TikTok removed more than four million videos and terminated over 86,000 live sessions in Nigeria during the fourth quarter of 2025 as it intensified efforts to curb harmful content on the platform.

According to TikTok’s Q4 2025 Community Guidelines Enforcement Report, cited by the News Agency of Nigeria, the measures form part of the company’s broader push to strengthen content moderation in one of its fastest-growing markets in Africa.

The figures underscore both the vast volume of content generated by Nigerian users and the growing effectiveness of TikTok’s automated moderation tools, which are increasingly identifying and removing policy-violating content before it reaches users.

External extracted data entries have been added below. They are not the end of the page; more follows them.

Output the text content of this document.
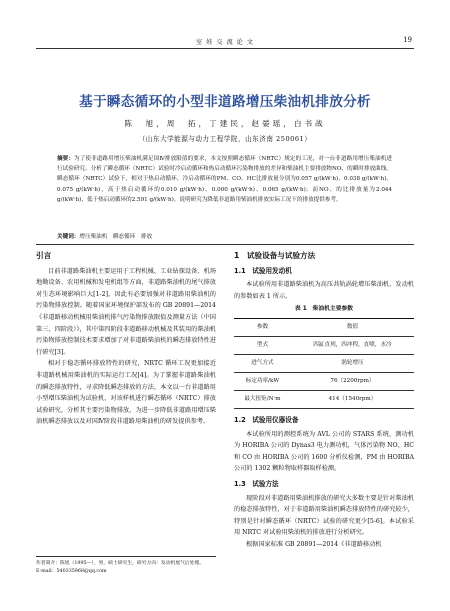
室 娃 交 流 论 文	19
基于瞬态循环的小型非道路增压柴油机排放分析
陈　旭，周　拓，丁建民，赵晏瑶，白书战
（山东大学能源与动力工程学院，山东济南 250061）
摘要：为了使非道路用增压柴油机满足国Ⅳ排放限值的要求，本文按照瞬态循环（NRTC）规定的工况，对一台非道路用增压柴油机进行试验研究。分析了瞬态循环（NRTC）试验时冷启动循环和热启动循环污染物排放的差异和柴油机主要排放物NO、的瞬时排放曲线。瞬态循环（NRTC）试验下，相对于热启动循环，冷启动循环的PM、CO、HC比排放量分别为0.057 g/(kW·h)、0.038 g/(kW·h)、0.075 g/(kW·h)，高于热启动循环的0.010 g/(kW·h)、0.000 g/(kW·h)、0.065 g/(kW·h)；而NO、的比排放量为2.044 g/(kW·h)，低于热启动循环的2.591 g/(kW·h)。说明研究为降低非道路用柴油机排放实际工况下的排放提供参考。
关键词：增压柴油机　瞬态循环　排放
引言

目前非道路柴油机主要运用于工程机械、工业钻探设备、机场地勤设备、农用机械和发电机组等方面，非道路柴油机的尾气排放对生态环境影响巨大[1-2]，因此有必要加强对非道路用柴油机的污染物排放控制。随着国家环境保护部发布的 GB 20891—2014《非道路移动机械用柴油机排气污染物排放限值及测量方法（中国第三、四阶段）》，其中第四阶段非道路移动机械及其装用的柴油机污染物排放控制技术要求增加了对非道路柴油机的瞬态排放特性进行研究[3]。

相对于稳态循环排放特性的研究，NRTC 循环工况更加接近非道路机械用柴油机的实际运行工况[4]。为了掌握非道路柴油机的瞬态排放特性，寻求降低瞬态排放的方法，本文以一台非道路用小型增压柴油机为试验机，对该样机进行瞬态循环（NRTC）排放试验研究，分析其主要污染物排放，为进一步降低非道路用增压柴油机瞬态排放以及对国Ⅳ阶段非道路用柴油机的研发提供参考。

作者简介：陈旭（1995—），男，硕士研究生，研究方向：发动机尾气后处理。
E-mail：540335968@qq.com
1　试验设备与试验方法
1.1　试验用发动机

本试验所用非道路柴油机为高压共轨涡轮增压柴油机，发动机的参数如表 1 所示。

表 1　柴油机主要参数
参数	数值
型式	四缸直列，四冲程，直喷，水冷
进气方式	涡轮增压
标定功率/kW	76（2200rpm）
最大扭矩/N·m	414（1540rpm）
1.2　试验用仪器设备

本试验所用的测控系统为 AVL 公司的 STARS 系统，测功机为 HORIBA 公司的 Dynas3 电力测功机，气体污染物 NO、HC 和 CO 由 HORIBA 公司的 1600 分析仪检测，PM 由 HORIBA 公司的 1302 颗粒物取样器取样检测。

1.3　试验方法

现阶段对非道路用柴油机排放的研究大多数主要是针对柴油机的稳态排放特性，对于非道路用柴油机瞬态排放特性的研究较少，特别是针对瞬态循环（NRTC）试验的研究更少[5-6]。本试验采用 NRTC 对试验用柴油机的排放进行分析研究。

根据国家标准 GB 20891—2014《非道路移动机
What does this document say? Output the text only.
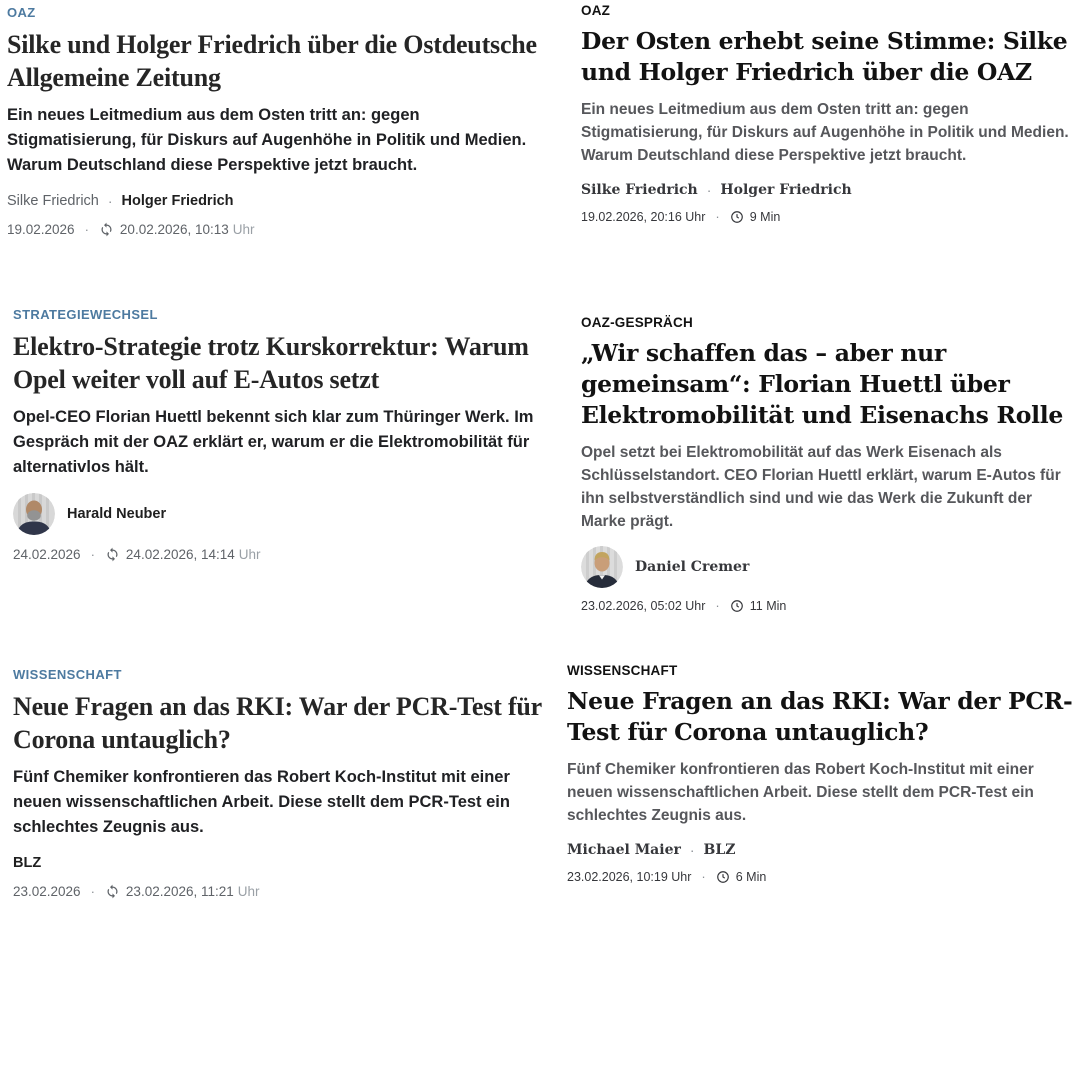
OAZ
Silke und Holger Friedrich über die Ostdeutsche Allgemeine Zeitung

Ein neues Leitmedium aus dem Osten tritt an: gegen Stigmatisierung, für Diskurs auf Augenhöhe in Politik und Medien. Warum Deutschland diese Perspektive jetzt braucht.

Silke Friedrich · Holger Friedrich
19.02.2026 ·	20.02.2026, 10:13 Uhr
OAZ
Der Osten erhebt seine Stimme: Silke und Holger Friedrich über die OAZ

Ein neues Leitmedium aus dem Osten tritt an: gegen Stigmatisierung, für Diskurs auf Augenhöhe in Politik und Medien. Warum Deutschland diese Perspektive jetzt braucht.

Silke Friedrich · Holger Friedrich
19.02.2026, 20:16 Uhr ·	9 Min
STRATEGIEWECHSEL
Elektro-Strategie trotz Kurskorrektur: Warum Opel weiter voll auf E-Autos setzt

Opel-CEO Florian Huettl bekennt sich klar zum Thüringer Werk. Im Gespräch mit der OAZ erklärt er, warum er die Elektromobilität für alternativlos hält.

Harald Neuber
24.02.2026 ·	24.02.2026, 14:14 Uhr
OAZ-GESPRÄCH
„Wir schaffen das – aber nur gemeinsam“: Florian Huettl über Elektromobilität und Eisenachs Rolle

Opel setzt bei Elektromobilität auf das Werk Eisenach als Schlüsselstandort. CEO Florian Huettl erklärt, warum E-Autos für ihn selbstverständlich sind und wie das Werk die Zukunft der Marke prägt.

Daniel Cremer
23.02.2026, 05:02 Uhr ·	11 Min
WISSENSCHAFT
Neue Fragen an das RKI: War der PCR-Test für Corona untauglich?

Fünf Chemiker konfrontieren das Robert Koch-Institut mit einer neuen wissenschaftlichen Arbeit. Diese stellt dem PCR-Test ein schlechtes Zeugnis aus.

BLZ
23.02.2026 ·	23.02.2026, 11:21 Uhr
WISSENSCHAFT
Neue Fragen an das RKI: War der PCR-Test für Corona untauglich?

Fünf Chemiker konfrontieren das Robert Koch-Institut mit einer neuen wissenschaftlichen Arbeit. Diese stellt dem PCR-Test ein schlechtes Zeugnis aus.

Michael Maier · BLZ
23.02.2026, 10:19 Uhr ·	6 Min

Of the 4.02 million videos removed in Nigeria during the fourth quarter of 2025, TikTok said 99.9 per cent were detected and removed proactively before being reported by users, while 98.4 per cent were taken down within 24 hours of being uploaded.

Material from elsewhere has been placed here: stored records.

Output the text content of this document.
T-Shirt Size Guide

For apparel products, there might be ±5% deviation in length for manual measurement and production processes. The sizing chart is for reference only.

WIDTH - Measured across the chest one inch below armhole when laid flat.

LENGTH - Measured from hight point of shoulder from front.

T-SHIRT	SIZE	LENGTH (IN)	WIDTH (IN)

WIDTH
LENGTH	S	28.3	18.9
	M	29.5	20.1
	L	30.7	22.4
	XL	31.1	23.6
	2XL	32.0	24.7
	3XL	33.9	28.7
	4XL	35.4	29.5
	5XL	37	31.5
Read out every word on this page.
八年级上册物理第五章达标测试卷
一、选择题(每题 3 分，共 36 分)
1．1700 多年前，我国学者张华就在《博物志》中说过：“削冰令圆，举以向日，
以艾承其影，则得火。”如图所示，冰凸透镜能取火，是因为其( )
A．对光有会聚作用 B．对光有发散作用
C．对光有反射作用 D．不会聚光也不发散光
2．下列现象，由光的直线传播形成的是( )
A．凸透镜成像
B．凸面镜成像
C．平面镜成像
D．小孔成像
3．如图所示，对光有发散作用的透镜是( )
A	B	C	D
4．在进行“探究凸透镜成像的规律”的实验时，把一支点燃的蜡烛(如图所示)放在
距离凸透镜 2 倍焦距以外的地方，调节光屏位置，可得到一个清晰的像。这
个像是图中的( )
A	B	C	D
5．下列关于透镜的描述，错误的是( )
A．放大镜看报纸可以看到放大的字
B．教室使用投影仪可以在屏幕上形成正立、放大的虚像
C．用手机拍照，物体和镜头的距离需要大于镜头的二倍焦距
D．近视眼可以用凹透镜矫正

The platform attributed the swift enforcement to continued investments in automated detection systems and rapid-response moderation tools aimed at preventing harmful content from reaching wider audiences.

TikTok also disclosed that it terminated more than 86,000 LIVE sessions in Nigeria for violating its community guidelines.

The action formed part of a broader global enforcement drive in which the platform issued warnings, demonetised content and imposed other penalties on more than 17.7 million LIVE broadcasts and 9.2 million creators found to have breached its monetisation policies worldwide.

Globally, TikTok removed more than 175.3 million videos in the fourth quarter of 2025, accounting for roughly 0.5 per cent of all content uploaded to the platform during the period.

The company said over 152.5 million of the videos were identified through automated detection systems, while about 8.4 million were reinstated following further review.

The platform also intensified efforts to combat harmful and misleading artificial intelligence-generated content. As part of those measures, TikTok continued to require creators to disclose realistic AI-generated images, audio and videos.

In addition, the company expanded the use of automated detection technologies and industry-standard Content Credentials tools to identify, track and moderate AI-generated content, as concerns grow globally over misinformation and digitally manipulated media.